Tetapi, angka ini masih belum mencapai hasil yang ideal. Bank Dunia menyatakan bahwa rendahnya penerimaan pajak di Indonesia menandakan adanya masalah struktural dalam sistem perpajakan.
Salah satunya adalah kebijakan insentif pajak yang, meskipun bertujuan mendukung pertumbuhan ekonomi, melahirkan ketimpangan beban pajak di antara masyarakat umum dan pengusaha besar.
Ketimpangan Beban Pajak
Ironisnya, di satu sisi, rakyat kecil dibebani pajak penjualan tambahan (PPN) yang relatif tinggi, sementara antara perusahaan besar menikmati perlindungan ekstensi pajak dan insentif lainnya. Dalam konteks keadilan pajak, hal ini menimbulkan pertanyaan: apakah kebijakan ini benar-benar adil?
Keadilan pajak harus menjamin bahwa beban pajak dipbagi secara proporsional berdasarkan kemampuan membayar, sehingga tidak membebani kelompok masyarakat yang rentan.
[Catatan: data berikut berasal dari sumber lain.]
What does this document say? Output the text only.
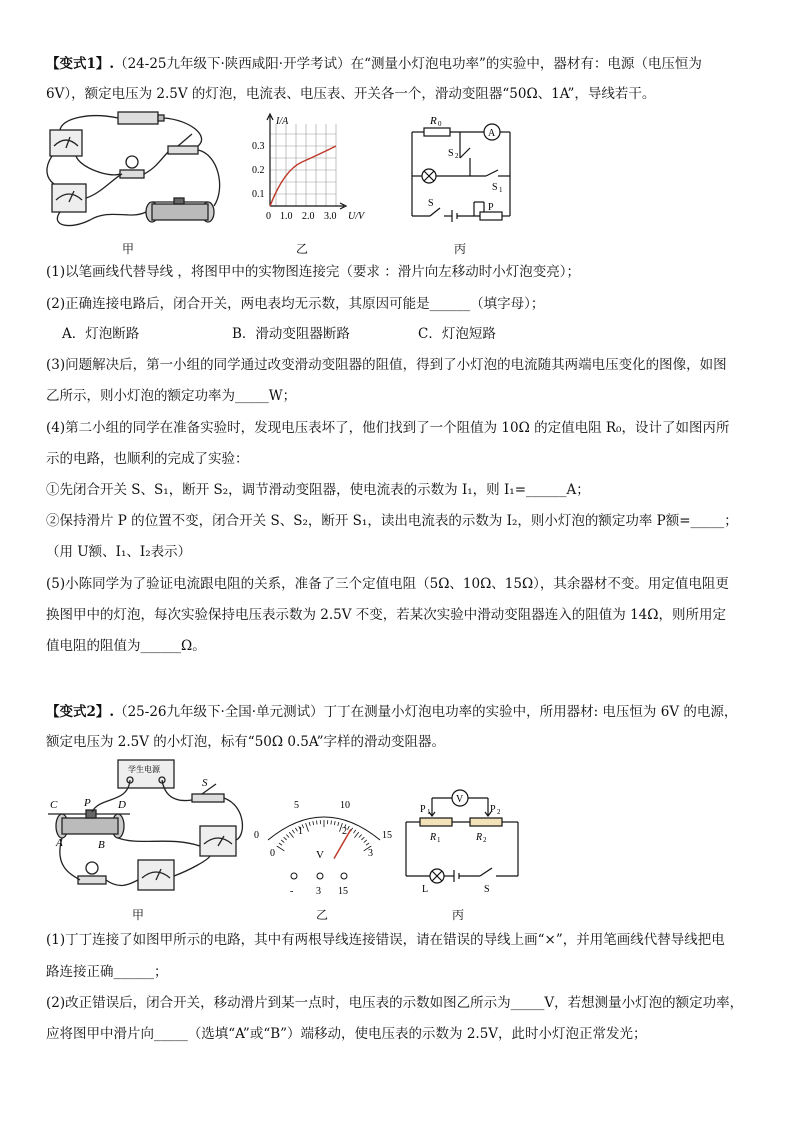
【变式1】.（24-25九年级下·陕西咸阳·开学考试）在“测量小灯泡电功率”的实验中，器材有：电源（电压恒为
6V），额定电压为 2.5V 的灯泡，电流表、电压表、开关各一个，滑动变阻器“50Ω、1A”，导线若干。
甲
I/A
0.3
0.2
0.1
0 1.0 2.0 3.0 U/V
乙
R 0
A
S 2
S 1
S	P
丙
(1)以笔画线代替导线 ，将图甲中的实物图连接完（要求 ：滑片向左移动时小灯泡变亮）；
(2)正确连接电路后，闭合开关，两电表均无示数，其原因可能是______（填字母）；
A．灯泡断路	B．滑动变阻器断路	C．灯泡短路
(3)问题解决后，第一小组的同学通过改变滑动变阻器的阻值，得到了小灯泡的电流随其两端电压变化的图像，如图
乙所示，则小灯泡的额定功率为_____W；
(4)第二小组的同学在准备实验时，发现电压表坏了，他们找到了一个阻值为 10Ω 的定值电阻 R₀，设计了如图丙所
示的电路，也顺利的完成了实验：
①先闭合开关 S、S₁，断开 S₂，调节滑动变阻器，使电流表的示数为 I₁，则 I₁=______A；
②保持滑片 P 的位置不变，闭合开关 S、S₂，断开 S₁，读出电流表的示数为 I₂，则小灯泡的额定功率 P额=_____；
（用 U额、I₁、I₂表示）
(5)小陈同学为了验证电流跟电阻的关系，准备了三个定值电阻（5Ω、10Ω、15Ω），其余器材不变。用定值电阻更
换图甲中的灯泡，每次实验保持电压表示数为 2.5V 不变，若某次实验中滑动变阻器连入的阻值为 14Ω，则所用定
值电阻的阻值为______Ω。
【变式2】.（25-26九年级下·全国·单元测试）丁丁在测量小灯泡电功率的实验中，所用器材: 电压恒为 6V 的电源，
额定电压为 2.5V 的小灯泡，标有“50Ω 0.5A”字样的滑动变阻器。
学生电源
C P D
A	B
S
甲
0
5	10
15
0
1	2
3
V
- 3 15
乙
V
P 1	P 2
R 1	R 2
L	S
丙
(1)丁丁连接了如图甲所示的电路，其中有两根导线连接错误，请在错误的导线上画“×”，并用笔画线代替导线把电
路连接正确______；
(2)改正错误后，闭合开关，移动滑片到某一点时，电压表的示数如图乙所示为_____V，若想测量小灯泡的额定功率，
应将图甲中滑片向_____（选填“A”或“B”）端移动，使电压表的示数为 2.5V，此时小灯泡正常发光；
Kondisi ini diperparah dengan tingkat ketepatan perpajakan yang rendah, baik dari wajib perpajakan perorangan maupun wajib perpajakan korporasi. Ketidakhadirnya ketepatan ini disebabkan oleh berbagai hal, mulai dari kurangnya kejelasan, kompleksitas aturan perpajakan, hingga kelemahan penegakan hukum.
Langkah Menuju Reformasi Pajak
Untuk menyelesaikan masalah ini, pemerintah telah meluncurkan beberapa inisiatif, termasuk penggunaan teknologi dalam pengelolaan pajak lewat Government Technology (GovTech).
Langkah ini bertujuan meningkatkan efisiensi, transparansi, dan kepatuhan pajak. Namun, reformasi teknologi sendiri tidak cukup. Masalah mendasar seperti perbedaan beban pajak dan kebijakan insentif yang tidak tepat sasaran harus menjadi fokus utama.
Pemerintah juga perlu meningkatkan komunikasi dan pendidikan kepada masyarakat soal pentingnya pajak dalam pembangunan nasional. Dengan rumusan strategi yang lebih inklusif dan partisipatif, masyarakat diharapkan dapat memahami dan mendukung usaha pemerintah yang bertujuan meningkatkan penghasilan pajak.
Penutup: Berbicara Menuju Sistem Pajak yang Lebih Adil
Kritik dari Bank Dunia terhadap sistem perpajakan Indonesia haruslah tidak dibalas dengan kecurigaan, namun ©digunakan sebagai ajang introspeksi dan peluang untuk perbaikan.
Dengan reformasi kebijakan yang berorientasi pada keadilan pajak yang luas, transparansi, dan penegakan hukum yang konsisten, Indonesia memiliki peluang besar untuk meningkatkan rasio pajaknya sekaligus memperkuat perekonomian nasional.
Masyarakat juga diharapkan menjadi bagian dari solusi dengan mendukung kebijakan yang adil dan transparan. Dengan sinkronisasi antara pemerintah, sektor swasta, dan masyarakat, Indonesia dapat menciptakan sistem perpajakan yang tidak hanya lebih adil, tetapi juga lebih efektif dalam mendukung pembangunan yang berkelanjutan.
Pada akhirnya, reformasi perpajakan sebenarnya bukan hanya soal meningkatkan proporsi pembayaran pajak, tetapi juga membangun kepercayaan masyarakat terhadap sistem yang selama ini dianggap kurang adil terhadap mereka. Inilah tantangan sekaligus peluang yang besar perlu dijawab bersama.